Na prática, os participantes recebem máquinas fotográficas para documentarem o seu dia a dia. Estas imagens são depois utilizadas para identificar problemas sociais, criar diálogo e promover mudanças na sociedade. Deste modo obtemos uma visão única do mundo de cada indivíduo que o partilha de um modo directo e poderoso, enérgico e pessoal.
O que é a Metodologia photovoice?
É a metodologia central usada nos projetos FOS. Traduz-se na utilização da fotografia como ferramenta base que procura a ação e a mudança social.
Desenvolvida pelas investigadoras Caroline Wang e Mary Ann Burris, photovoice é uma palavra que designa simultaneamente uma metodologia, uma prática e um conceito, definindo-se da seguinte forma:
Processo pelo qual as pessoas podem identificar, representar e reforçar a sua comunidade através de uma técnica fotográfica específica.
Como prática baseada na produção de conhecimento, o processo photovoice tem três objectivos principais:
1- capacitar as pessoas para registar e refletir as forças da sua comunidade e as suas preocupações
2- promover o diálogo crítico e o conhecimento sobre questões importantes através da discussão de fotografias em grande e pequenos grupos
3- alcançar os decisores políticos.
Em que zonas geográficas atuam, só em Lisboa?
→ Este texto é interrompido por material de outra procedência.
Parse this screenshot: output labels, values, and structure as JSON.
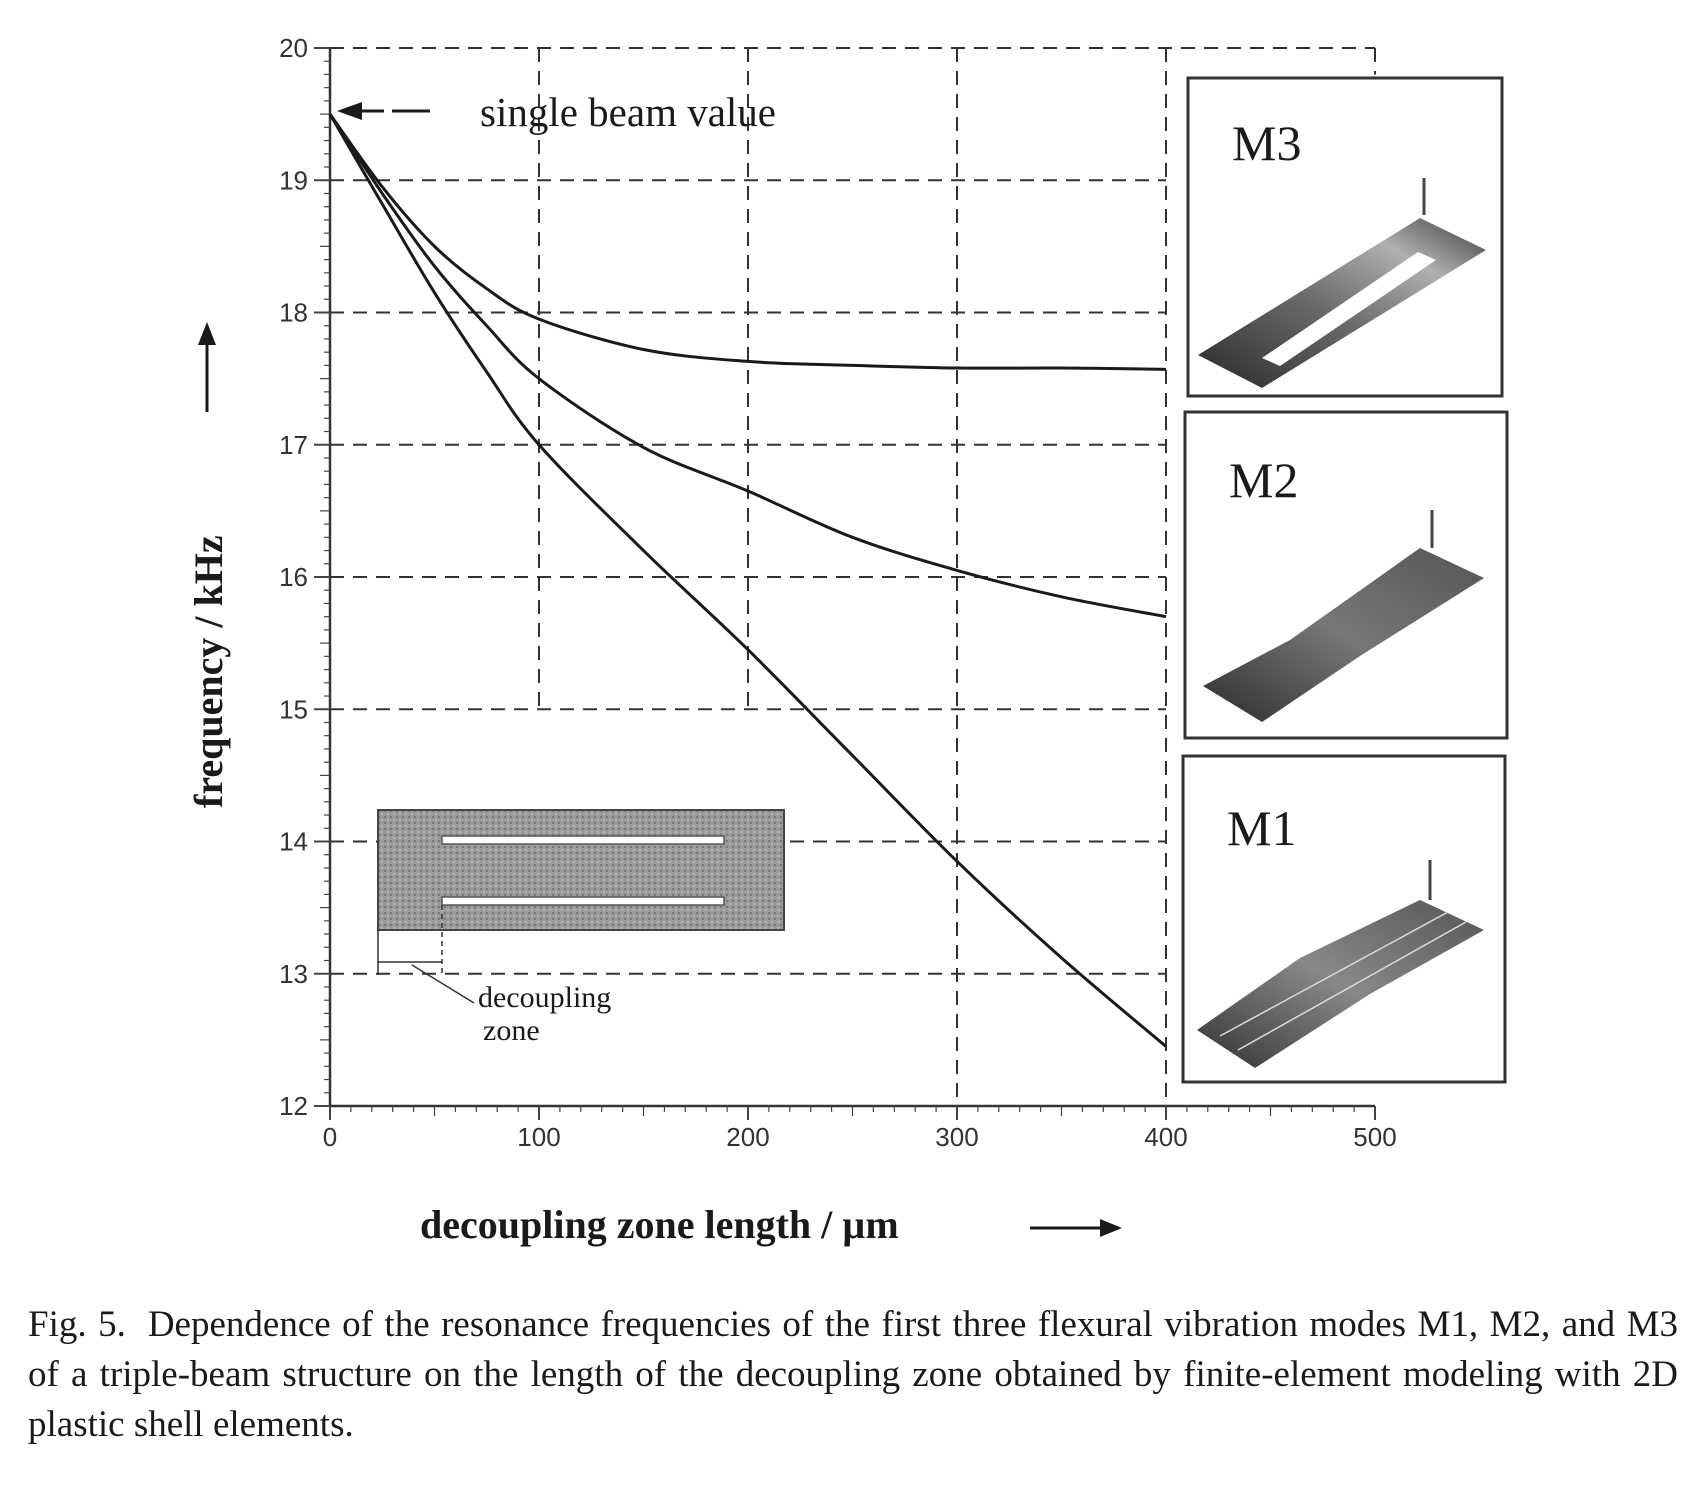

Não. A nossa zona geográfica é aquela onde existem pessoas cuja voz precisa de ser ouvida. Por isso trabalhamos à escala global. Os projectos desenvolvidos surgiram em Lisboa porque as pessoas da Associação são daqui e naturalmente as nossas “redes” estão aqui no distrito e foi mais fácil começar desta forma.
Depois as coisas forma acontecendo e, em 2016 já “saímos de Lisboa”. Em 2015 fomos parceiros da FEC (Fé e Cooperação) no projecto “Crianças com Direitos” para a realização de um processo Photovoice na Guiné Bissau e em em Lisboa. Ainda em 2015 fomos convidados pelo IPAV a realizar um workshop na Academia Ubuntu, respectivamente na de Lisboa e na do Porto.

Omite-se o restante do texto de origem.